Despite a previous green light, the Taliban-run education ministry announced that all schools will remain closed for girls beyond grade six until further notice, the state-run news agency Bakhtar reported.

In the meantime, a school uniform for girls is to be designed based on Shariah law, Afghan culture and tradition.

Schoolgirls who had been waiting impatiently for classes to resume since the Taliban’s return to power were disappointed when they arrived for classes on Wednesday. Many returned home with tearful eyes.

“We are also human, why we shouldn’t be able to go to school? What is our fault? The tears that I’m crying is the blood that my heart is bleeding,” a schoolgirl told a TOLOnews reporter as she burst into tears on the live program.

The decision has already sparked wide reactions.

On Tuesday, education ministry spokesperson Aziz Ahmad Royan told Deutsche Presse-Agentur (dpa) that schools will reopen for girls but under specific conditions such as separation of school buildings, observance of hijab face coverings and teaching by female instructors.

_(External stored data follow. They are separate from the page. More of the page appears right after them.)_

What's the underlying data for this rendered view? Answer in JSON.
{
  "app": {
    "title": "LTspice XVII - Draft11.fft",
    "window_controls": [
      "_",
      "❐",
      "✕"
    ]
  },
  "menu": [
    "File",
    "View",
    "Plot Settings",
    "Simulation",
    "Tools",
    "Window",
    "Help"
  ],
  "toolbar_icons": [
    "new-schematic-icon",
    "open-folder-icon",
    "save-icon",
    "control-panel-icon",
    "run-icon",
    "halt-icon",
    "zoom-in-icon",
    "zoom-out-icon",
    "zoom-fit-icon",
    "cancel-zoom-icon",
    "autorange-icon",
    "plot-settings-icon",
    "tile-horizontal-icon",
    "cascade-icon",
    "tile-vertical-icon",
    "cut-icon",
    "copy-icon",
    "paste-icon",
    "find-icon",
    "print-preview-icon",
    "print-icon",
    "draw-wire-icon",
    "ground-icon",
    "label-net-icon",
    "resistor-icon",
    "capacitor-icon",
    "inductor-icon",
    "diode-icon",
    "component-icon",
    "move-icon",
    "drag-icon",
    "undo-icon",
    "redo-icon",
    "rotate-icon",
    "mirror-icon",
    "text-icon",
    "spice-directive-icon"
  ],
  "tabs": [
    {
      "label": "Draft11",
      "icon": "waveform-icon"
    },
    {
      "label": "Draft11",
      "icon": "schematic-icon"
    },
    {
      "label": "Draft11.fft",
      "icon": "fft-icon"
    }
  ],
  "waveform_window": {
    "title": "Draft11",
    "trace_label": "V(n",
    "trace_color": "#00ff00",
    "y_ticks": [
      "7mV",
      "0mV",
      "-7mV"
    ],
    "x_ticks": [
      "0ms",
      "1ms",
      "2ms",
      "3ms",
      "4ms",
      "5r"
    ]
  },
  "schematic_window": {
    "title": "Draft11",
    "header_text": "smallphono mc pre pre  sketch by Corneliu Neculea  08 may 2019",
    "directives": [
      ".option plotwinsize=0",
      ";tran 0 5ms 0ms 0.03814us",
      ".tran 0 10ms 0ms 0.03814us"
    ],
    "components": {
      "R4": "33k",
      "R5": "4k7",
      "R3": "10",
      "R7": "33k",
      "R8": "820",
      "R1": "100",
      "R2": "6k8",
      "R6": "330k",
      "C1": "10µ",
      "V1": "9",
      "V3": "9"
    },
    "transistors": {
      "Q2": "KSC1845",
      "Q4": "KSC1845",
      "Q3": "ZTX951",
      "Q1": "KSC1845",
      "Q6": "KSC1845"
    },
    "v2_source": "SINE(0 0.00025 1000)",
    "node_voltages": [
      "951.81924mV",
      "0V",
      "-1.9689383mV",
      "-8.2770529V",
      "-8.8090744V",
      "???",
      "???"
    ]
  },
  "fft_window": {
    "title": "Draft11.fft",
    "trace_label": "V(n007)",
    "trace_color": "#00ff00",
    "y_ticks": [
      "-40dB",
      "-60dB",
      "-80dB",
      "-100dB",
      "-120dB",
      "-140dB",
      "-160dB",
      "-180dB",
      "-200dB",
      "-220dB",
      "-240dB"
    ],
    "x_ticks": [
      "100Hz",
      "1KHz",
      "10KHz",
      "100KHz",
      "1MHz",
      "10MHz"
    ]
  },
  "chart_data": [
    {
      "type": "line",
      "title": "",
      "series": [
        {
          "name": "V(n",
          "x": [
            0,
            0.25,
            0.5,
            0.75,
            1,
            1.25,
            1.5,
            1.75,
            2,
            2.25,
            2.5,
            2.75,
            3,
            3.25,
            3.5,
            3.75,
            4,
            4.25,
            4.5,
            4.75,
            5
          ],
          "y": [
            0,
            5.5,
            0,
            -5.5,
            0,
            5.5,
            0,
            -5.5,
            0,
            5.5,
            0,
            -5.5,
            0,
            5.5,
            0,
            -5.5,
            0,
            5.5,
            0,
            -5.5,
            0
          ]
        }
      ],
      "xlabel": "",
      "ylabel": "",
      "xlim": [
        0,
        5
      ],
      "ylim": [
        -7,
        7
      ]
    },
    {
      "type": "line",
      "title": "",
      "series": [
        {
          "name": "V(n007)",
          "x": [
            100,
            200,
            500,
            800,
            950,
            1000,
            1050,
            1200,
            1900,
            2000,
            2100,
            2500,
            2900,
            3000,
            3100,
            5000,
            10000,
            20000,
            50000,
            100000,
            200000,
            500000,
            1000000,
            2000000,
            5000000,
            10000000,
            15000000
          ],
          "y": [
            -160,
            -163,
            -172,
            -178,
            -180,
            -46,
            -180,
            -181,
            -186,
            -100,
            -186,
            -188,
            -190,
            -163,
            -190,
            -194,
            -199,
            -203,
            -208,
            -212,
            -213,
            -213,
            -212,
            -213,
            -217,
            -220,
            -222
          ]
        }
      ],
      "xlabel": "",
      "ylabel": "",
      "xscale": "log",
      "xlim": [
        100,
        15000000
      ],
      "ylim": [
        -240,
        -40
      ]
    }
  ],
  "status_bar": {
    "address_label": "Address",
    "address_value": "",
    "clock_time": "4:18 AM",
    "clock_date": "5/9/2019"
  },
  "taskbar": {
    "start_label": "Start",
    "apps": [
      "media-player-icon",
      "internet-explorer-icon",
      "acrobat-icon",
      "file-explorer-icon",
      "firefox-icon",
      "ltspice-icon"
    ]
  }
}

In traditional Afghan society, boys and girls were already attending separate classes and all female students and teachers must wear the hijab.

Following the Taliban takeover in August, hardliners have imposed more restrictions.

For example, girls and women have been deprived of their social life such as their right to education, work and freedom of movement. Those who protested have been suppressed.

The Taliban deprived women of work and education when they were ruling the country during the ’90s.